Having a retail business means selling a product to customers and balancing your budget so that every month, hopefully, the sales you make outpace what you spend on operating your business, so as to make a profit. This is the basic model of business, and it has been solidly working for centuries.
However, the way that this model works changes as the times, fashions and technology do. For example, 50 years ago, cash, check and credit card were the only ways to pay for items. And while these methods of payment still exist, they are now accompanied by high tech variations, such as debit cards, online verification of credit card purchases, “cryptocurrencies,” and even the ability to pay for items through personal mobile computing devices like smartphones.
All of this means that we’ve come a long way from the humble, mechanical cash register ringing up a sale and being the primary means of collecting sales transactions. And that means that operating expenses have changed, which is one way that new methods—like cash discount programs—can help.
Micro-Transactions Eat At Your Bottom Line
Every little bit counts, and this is especially true over a long period of time. Process fees can be one of those expenses that, on the surface, don’t seem like much. It’s just a small percentage of the profit you’d normally make from a sale, diverted over to a fee charged for using a debit or a credit card. In one sense, it’s almost like a “toll” that you pay for choosing not to use to cash, except that the decision to not use cash is normally made by the customer, not you, despite the fact that you bear the cost of the transaction.

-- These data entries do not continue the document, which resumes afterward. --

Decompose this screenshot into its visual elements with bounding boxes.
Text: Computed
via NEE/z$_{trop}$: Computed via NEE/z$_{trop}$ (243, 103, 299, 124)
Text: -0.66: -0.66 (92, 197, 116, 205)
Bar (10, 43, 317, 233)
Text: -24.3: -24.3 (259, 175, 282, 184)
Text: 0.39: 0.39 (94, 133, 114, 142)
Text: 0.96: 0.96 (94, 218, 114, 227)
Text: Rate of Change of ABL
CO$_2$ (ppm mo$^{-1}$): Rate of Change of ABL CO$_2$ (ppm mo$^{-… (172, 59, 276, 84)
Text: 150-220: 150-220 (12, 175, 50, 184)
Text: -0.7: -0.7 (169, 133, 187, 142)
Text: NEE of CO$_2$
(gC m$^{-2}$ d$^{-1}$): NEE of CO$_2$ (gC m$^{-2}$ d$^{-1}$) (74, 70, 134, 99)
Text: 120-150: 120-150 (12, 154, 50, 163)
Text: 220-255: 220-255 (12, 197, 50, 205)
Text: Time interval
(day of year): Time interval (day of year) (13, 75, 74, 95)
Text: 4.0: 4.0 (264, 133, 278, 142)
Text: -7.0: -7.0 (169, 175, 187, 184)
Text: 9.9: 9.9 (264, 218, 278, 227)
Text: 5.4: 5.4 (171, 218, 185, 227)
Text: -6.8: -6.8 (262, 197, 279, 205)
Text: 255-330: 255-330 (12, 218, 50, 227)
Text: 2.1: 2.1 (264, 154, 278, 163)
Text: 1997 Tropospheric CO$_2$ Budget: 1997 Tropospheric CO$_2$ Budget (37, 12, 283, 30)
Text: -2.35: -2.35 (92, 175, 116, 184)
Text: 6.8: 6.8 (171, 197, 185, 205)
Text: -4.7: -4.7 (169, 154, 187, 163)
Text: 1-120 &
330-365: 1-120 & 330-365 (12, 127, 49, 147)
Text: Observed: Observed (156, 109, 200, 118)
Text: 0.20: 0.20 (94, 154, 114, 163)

While it’s just a small percentage of the overall total sale, that’s still money that’s lost. So what happens over a long enough period of time? Just how much money are you losing? That, of course, depends on your sales, and how many customers choose to go with alternate forms of payment. But if you enjoy brisk sales, and many customers choose to use something other than cash, that small percentage adds up quickly to profit you’ve earned no longer going to you.

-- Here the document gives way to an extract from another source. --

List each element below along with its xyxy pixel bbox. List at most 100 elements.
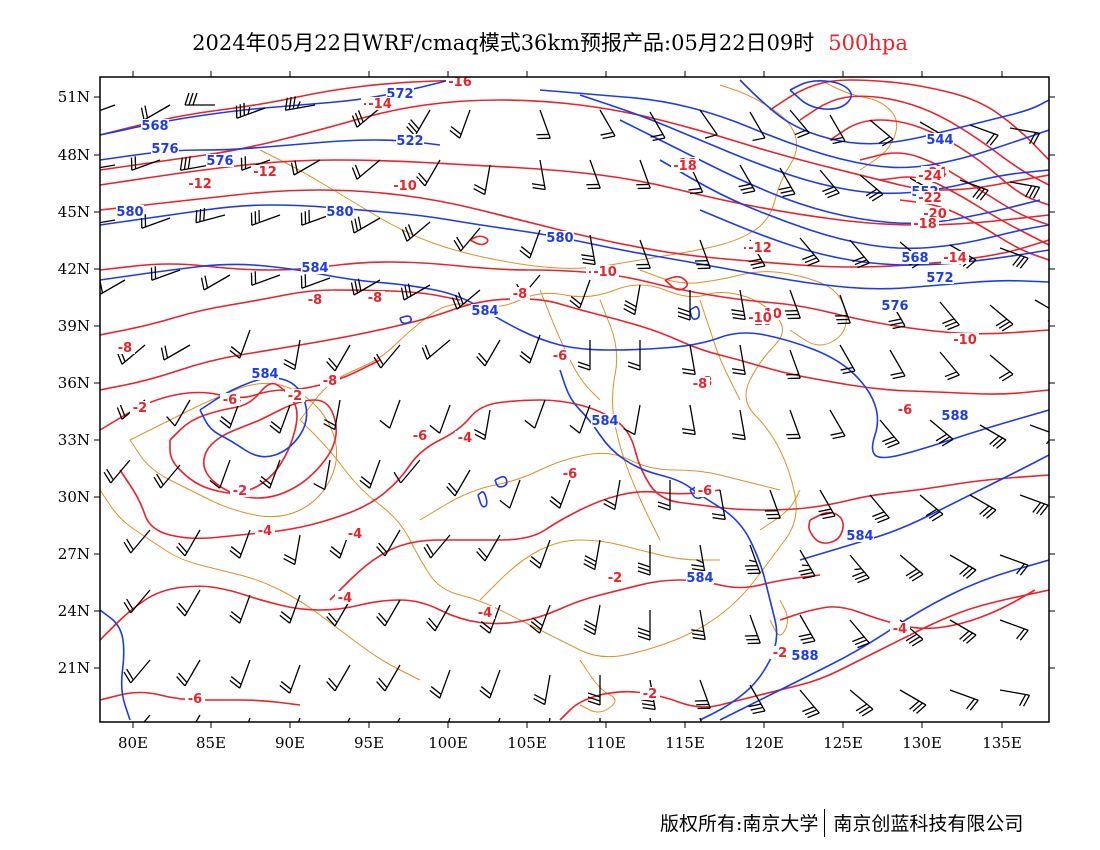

Cash Discounts Plug The Gap
Cash discount programs can put a stop to this, and make sure that your hard earned profits go straight to you. Rather than shouldering the processing fees, you put them on sales that use debit and credit processes. When people decide to pay with cash instead, you don’t apply those fees, giving them a cash discount instead. Of course, it’s important to remember that you clearly advertise this in your place of business. A discount is something people will want to take advantage of, so make sure that when you implement this, your customers know.
You’ll quickly see the results as all those little expenses are eliminated from your monthly operating budget. Now you no longer pay for the non-cash processing fees, and your customers enjoy a little price reduction. Everybody wins.